Os 205 apontamentos são separados por espaçamentos entre os parágrafos - não há divisão em capítulos. Há temas que retornam, sendo construídos, portanto, em alternância uns com os outros e consigo mesmos. Tudo se entrelaça. Algo próximo à espinha dorsal do livro (não se pode falar propriamente em espinha dorsal, por conta da fragmentação) talvez seja a tese de que a obra madura de Machado de Assis, a partir das Memórias póstumas de Brás Cubas, foi influenciada pelas crônicas de José de Alencar, mais exatamente as reunidas no livro Ao correr da pena (Ab'Sáber analisa uma delas, incluída como anexo deste Ensaio, fragmento):

 

Machado de Assis pode ter lido Ao correr da pena e ter sido influenciado conscientemente pela forma de apresentação e ocupação do espaço literário e público do jovem José de Alencar, que tem vínculos íntimos com a sua obra-prima [Memórias póstumas de Brás Cubas]. (p. 112)

 

Nesse caso, embora Machado de Assis jamais tenha explicitado essa influência, Tales Ab'Sáber argumenta convincentemente que se trata de uma possibilidade não pouco provável. Mas o autor vai além:

 

Ou [Machado de Assis] pode ter chegado sozinho, de modo inconsciente, pela pesquisa, observação e avaliação do tempo, àquela mesma forma, que para além de todo o radical talento e habilidade do escritor, também existia concretamente lá, em seu mundo. Este segundo caso é ainda mais interessante. (p. 112)

 

E este segundo caso é ainda mais interessante, uma vez que corroboraria o próprio movimento empreendido pelo livro: é a combinação entre fragmentos diversos que compõem a história. Com efeito, o mergulho na obra desses dois escritores - e na de outros - que viveram e pensaram o Brasil em diferentes períodos vai desordenadamente - como é próprio aos processos históricos - preparando terreno para a reconstrução de elementos da história do país, desconstruindo o discurso hegemônico. Nessa medida, por exemplo, a leitura da poética de Caetano Veloso (nosso Goethe?), tomada em seu lirismo dialético, é extremamente inventiva.

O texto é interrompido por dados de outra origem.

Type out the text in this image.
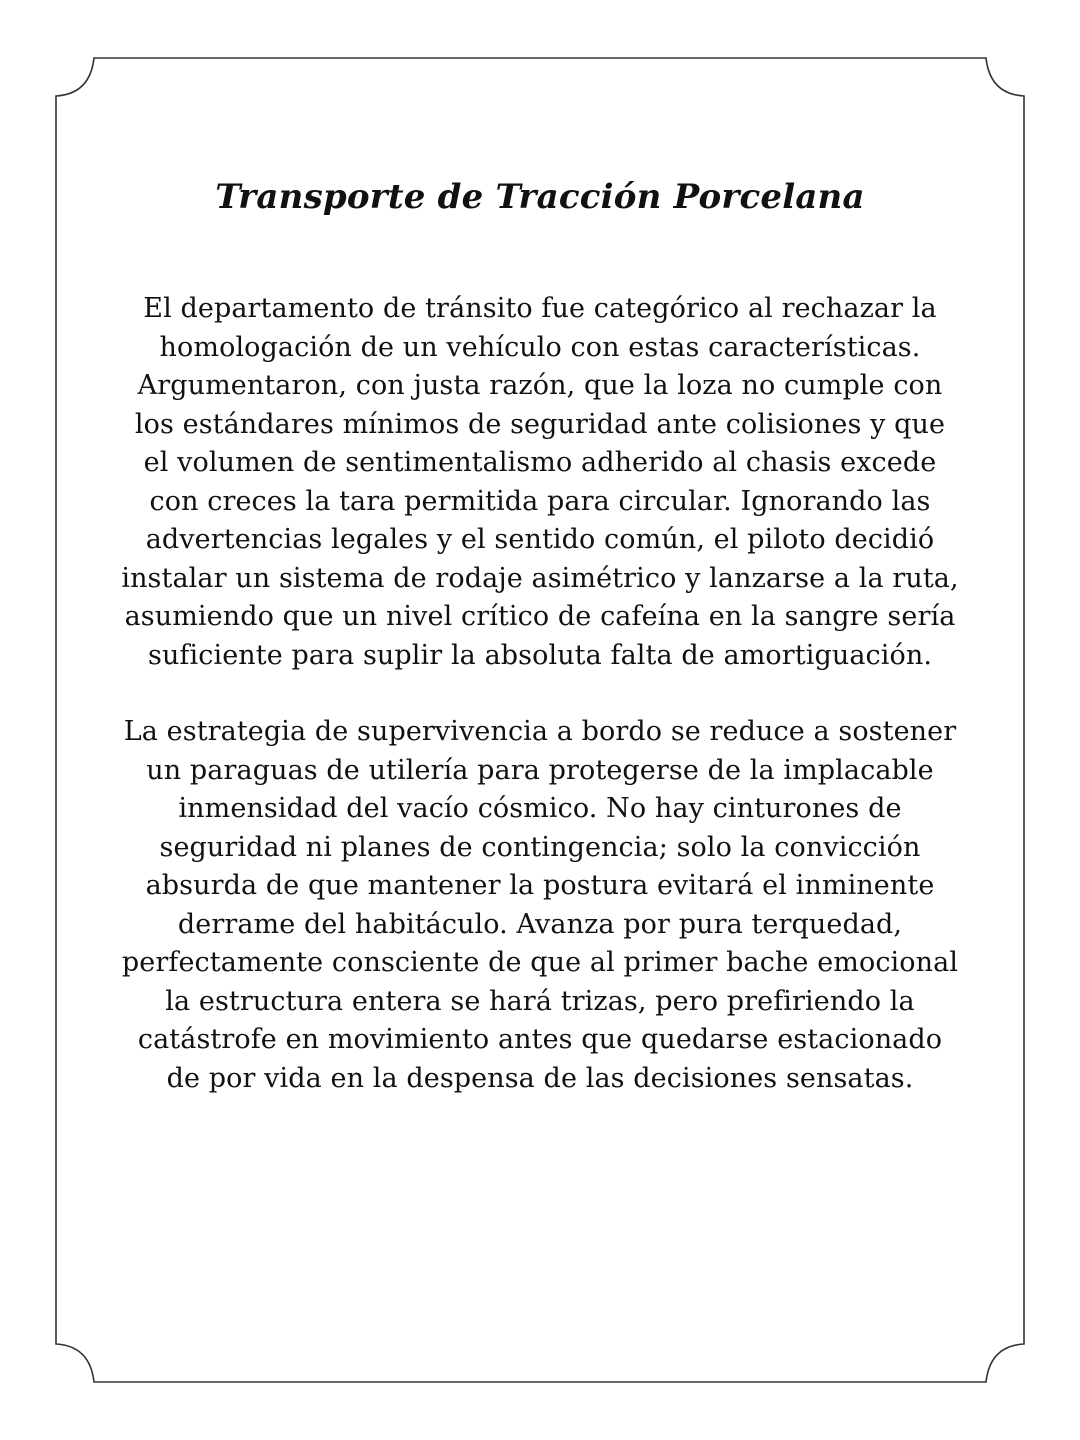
Transporte de Tracción Porcelana

El departamento de tránsito fue categórico al rechazar la homologación de un vehículo con estas características. Argumentaron, con justa razón, que la loza no cumple con los estándares mínimos de seguridad ante colisiones y que el volumen de sentimentalismo adherido al chasis excede con creces la tara permitida para circular. Ignorando las advertencias legales y el sentido común, el piloto decidió instalar un sistema de rodaje asimétrico y lanzarse a la ruta, asumiendo que un nivel crítico de cafeína en la sangre sería suficiente para suplir la absoluta falta de amortiguación.

La estrategia de supervivencia a bordo se reduce a sostener un paraguas de utilería para protegerse de la implacable inmensidad del vacío cósmico. No hay cinturones de seguridad ni planes de contingencia; solo la convicción absurda de que mantener la postura evitará el inminente derrame del habitáculo. Avanza por pura terquedad, perfectamente consciente de que al primer bache emocional la estructura entera se hará trizas, pero prefiriendo la catástrofe en movimiento antes que quedarse estacionado de por vida en la despensa de las decisiones sensatas.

Mas, além das argumentações mais extensas, que se aproximam da forma ensaio, os 205 apontamentos incluem observações incisivas, condensadas e poéticas: aforismos, microcrônicas, fragmentos do cotidiano, flashes de pensamento, relatos de pacientes. Conquanto presentes ao longo de todo o livro, é no início e no fim que os parágrafos curtos mais aparecem. Alguns casos: "Se concentra no seu silêncio. Intensifica a vergonha de ser humano. E anda pela rua" (p. 18); "E a felicidade explícita dos pobres?" (p. 18); "De um paciente: ‘Dá para ver nos seus olhos o quanto eu estou triste'" (p. 21); "E a felicidade obscena dos ricos?" (p. 32); "Um psicanalista não decodifica e nomeia um passado, que pode ser pensado. Ele permite que o sentido do que não aconteceu aconteça, o que é muito mais difícil do que as palavras sabem alcançar" (p. 33); "Viajamos para lembrar o que de melhor se chegou a realizar em algum outro mundo e que na experiência histórica do nosso foi esquecido" (p. 114).

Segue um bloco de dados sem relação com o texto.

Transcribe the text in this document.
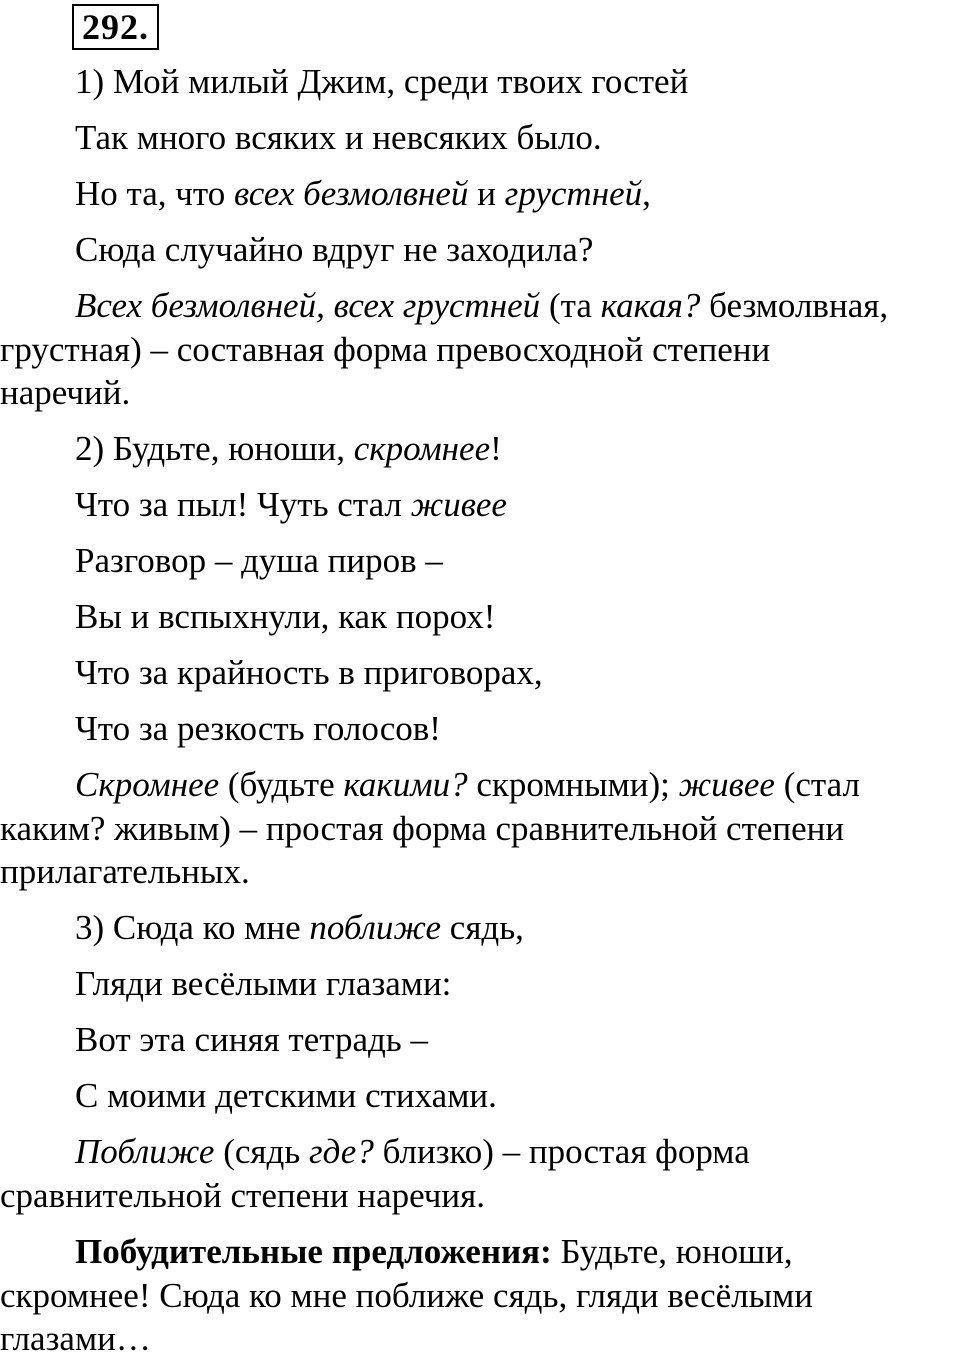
292.
1) Мой милый Джим, среди твоих гостей
Так много всяких и невсяких было.
Но та, что всех безмолвней и грустней,
Сюда случайно вдруг не заходила?
Всех безмолвней, всех грустней (та какая? безмолвная,
грустная) – составная форма превосходной степени
наречий.
2) Будьте, юноши, скромнее!
Что за пыл! Чуть стал живее
Разговор – душа пиров –
Вы и вспыхнули, как порох!
Что за крайность в приговорах,
Что за резкость голосов!
Скромнее (будьте какими? скромными); живее (стал
каким? живым) – простая форма сравнительной степени
прилагательных.
3) Сюда ко мне поближе сядь,
Гляди весёлыми глазами:
Вот эта синяя тетрадь –
С моими детскими стихами.
Поближе (сядь где? близко) – простая форма
сравнительной степени наречия.
Побудительные предложения: Будьте, юноши,
скромнее! Сюда ко мне поближе сядь, гляди весёлыми
глазами…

A viagem, nesse último fragmento citado, talvez diga algo a respeito da viagem a que o livro se lança: parte do instante, investiga o passado (histórico, cultural, social) e retorna ao instante: instante do Facebook, da música de Criolo, da possibilidade sempre próxima de colapso econômico e político, das mesmas novidades...

As marcas e inscrições do livro desvelam, ainda que indiretamente, o processo de sua própria construção: os pensamentos já estão lá, à espera de serem pensados, como afirmava Bion. E, assim, sublinham a importância da tomada de consideração, para o ofício do psicanalista, de sua humanidade.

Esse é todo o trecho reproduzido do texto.